- The Washington Times - Tuesday, November 23, 2004

Maryland Lt. Gov. Michael S. Steele, one of the highest-ranking elected black Republicans in the country, said he would like to see President Bush smooth over his rocky relationship with the NAACP and schedule more speeches in black communities.

Mr. Steele, in a meeting with editors and reporters of The Washington Times, said he has discussed the matter with Kweisi Mfume, president of the National Association for the Advancement of Colored People, who recently sent a letter to the White House requesting a meeting with Mr. Bush.

“I spoke with Bush campaign Chairman Ken Mehlman and [Republican National Committee] Chairman Ed Gillespie and told them they should be receptive to it,” Mr. Steele said. Mr. Mehlman is expected to be named the new RNC chairman.

Mr. Steele said he spoke with Mr. Mfume in early November about the letter and expressed his interest in working to heal the tenuous relationship between the party and the nation’s oldest civil rights organization.

Mr. Bush has snubbed the past four invitations to address the NAACP membership during its national conventions, including last summer during the presidential campaign, which led Democrats to seize upon the issue.

White House officials have said that the NAACP has acted as a Democratic Party organization rather than a civil rights group, hindering any dialogue.

The Democrats criticized the president for ignoring blacks and their issues, although Mr. Bush did accept an invitation to speak with members of the National Urban League at their convention weeks later.

Mr. Mfume’s letter was sent Nov. 5, three days after the election, but the White House has not formally responded as yet, NAACP spokesman John White said.

“There has been no further discussion and no response from the White House, but there was a conversation between a White House staffer and our Washington [D.C.] field office director,” Mr. White said. “We’re glad that the lieutenant governor spoke up about it, though, and we hope for a positive response.”

However, Hillary Shelton, director of the D.C. office who participated in the conversation, said there is a chance for a meeting with the president.

“There was basically an understanding that [White House staffers] would talk to a number of policy people, including Karl Rove, and they will try to get back to us about setting up a meeting,” Mr. Shelton said.

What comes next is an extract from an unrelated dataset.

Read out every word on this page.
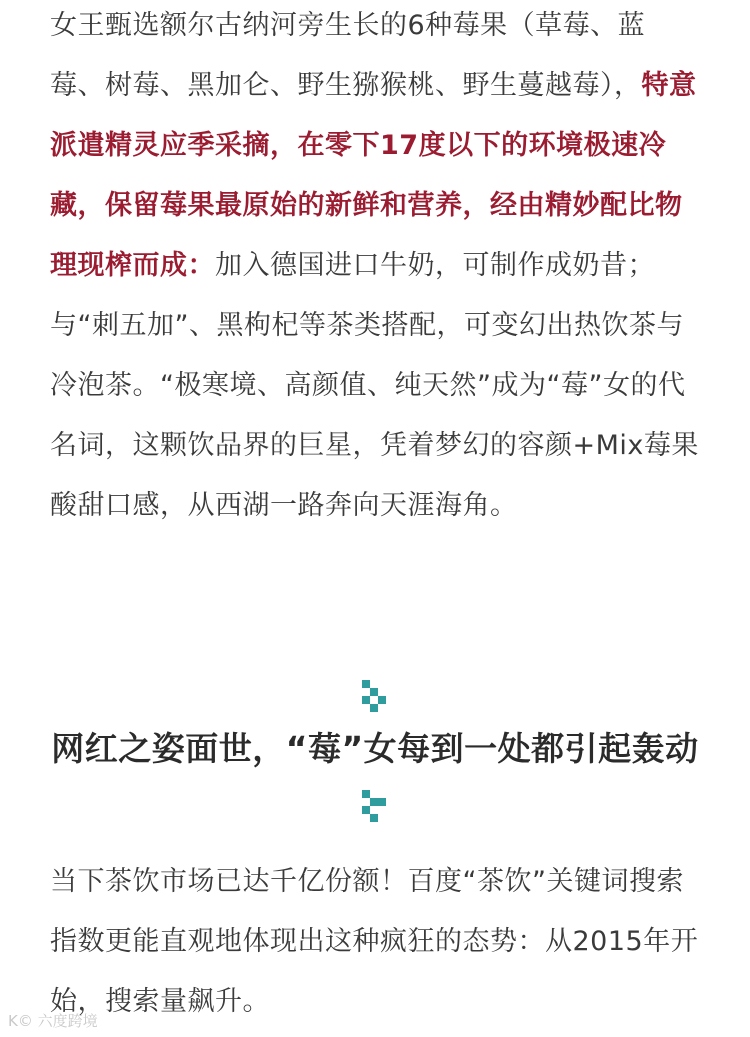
女王甄选额尔古纳河旁生长的6种莓果（草莓、蓝莓、树莓、黑加仑、野生猕猴桃、野生蔓越莓），特意派遣精灵应季采摘，在零下17度以下的环境极速冷藏，保留莓果最原始的新鲜和营养，经由精妙配比物理现榨而成：加入德国进口牛奶，可制作成奶昔；与“刺五加”、黑枸杞等茶类搭配，可变幻出热饮茶与冷泡茶。“极寒境、高颜值、纯天然”成为“莓”女的代名词，这颗饮品界的巨星，凭着梦幻的容颜+Mix莓果酸甜口感，从西湖一路奔向天涯海角。

网红之姿面世，“莓”女每到一处都引起轰动

当下茶饮市场已达千亿份额！百度“茶饮”关键词搜索指数更能直观地体现出这种疯狂的态势：从2015年开始，搜索量飙升。

K© 六度跨境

He said the NAACP wants to talk to Mr. Bush about its issues, such as funding for urban schools, the No Child Left Behind Act, international AIDS funding, health care and unemployment.

“We have been critical of President Bush and his record, but it is not castigation. We just think there are better ways to do some of the things he wants to do and talk it over with him,” Mr. Shelton said.

Bush administration officials were unable to comment on the status of any discussions taking place or if there was interest from the president to meet with Mr. Mfume.

Mr. Steele said the president has an opportunity to show black voters that the Republican Party cares about their issues with the gesture and could improve black voter turnout for their candidates in future races.

He said, however, that he wasn’t surprised Mr. Bush received more support from the black community in this most recent election, gaining two percentage points nationally (11 percent in 2004, up from 9 percent in 2000) and larger numbers in key states like Ohio, where Mr. Bush received 16 percent of the black vote.

Mr. Steele said issues such as same-sex “marriage,” medical-malpractice reform and tax cuts resonated with many black voters, adding that the president could have done much better among that voting bloc if he had scheduled more appearances in black communities and spoke directly to them about his policies.

“We do very well getting out there and presenting the message,” Mr. Steele said, referring to himself, National Security Adviser Condoleezza Rice, and Ohio Secretary of State J. Kenneth Blackwell, the most prominent black Republicans who campaigned on the president’s behalf. “But at some point, the man himself has to show up.”

Mr. Steele said that at two different campaign stops, he heard blacks express an interest in hearing from Mr. Bush in person.

“I was in Milwaukee, Wisconsin, speaking in a room of 150 African Americans who were not Bush-friendly … and, you know, a woman came up to me at the end and told me she did not support George Bush ‘because George Bush has come to talk to whites in Milwaukee, but not in our community,’” Mr. Steele said. “I think more of a hands-on approach and engagement would have helped tremendously.”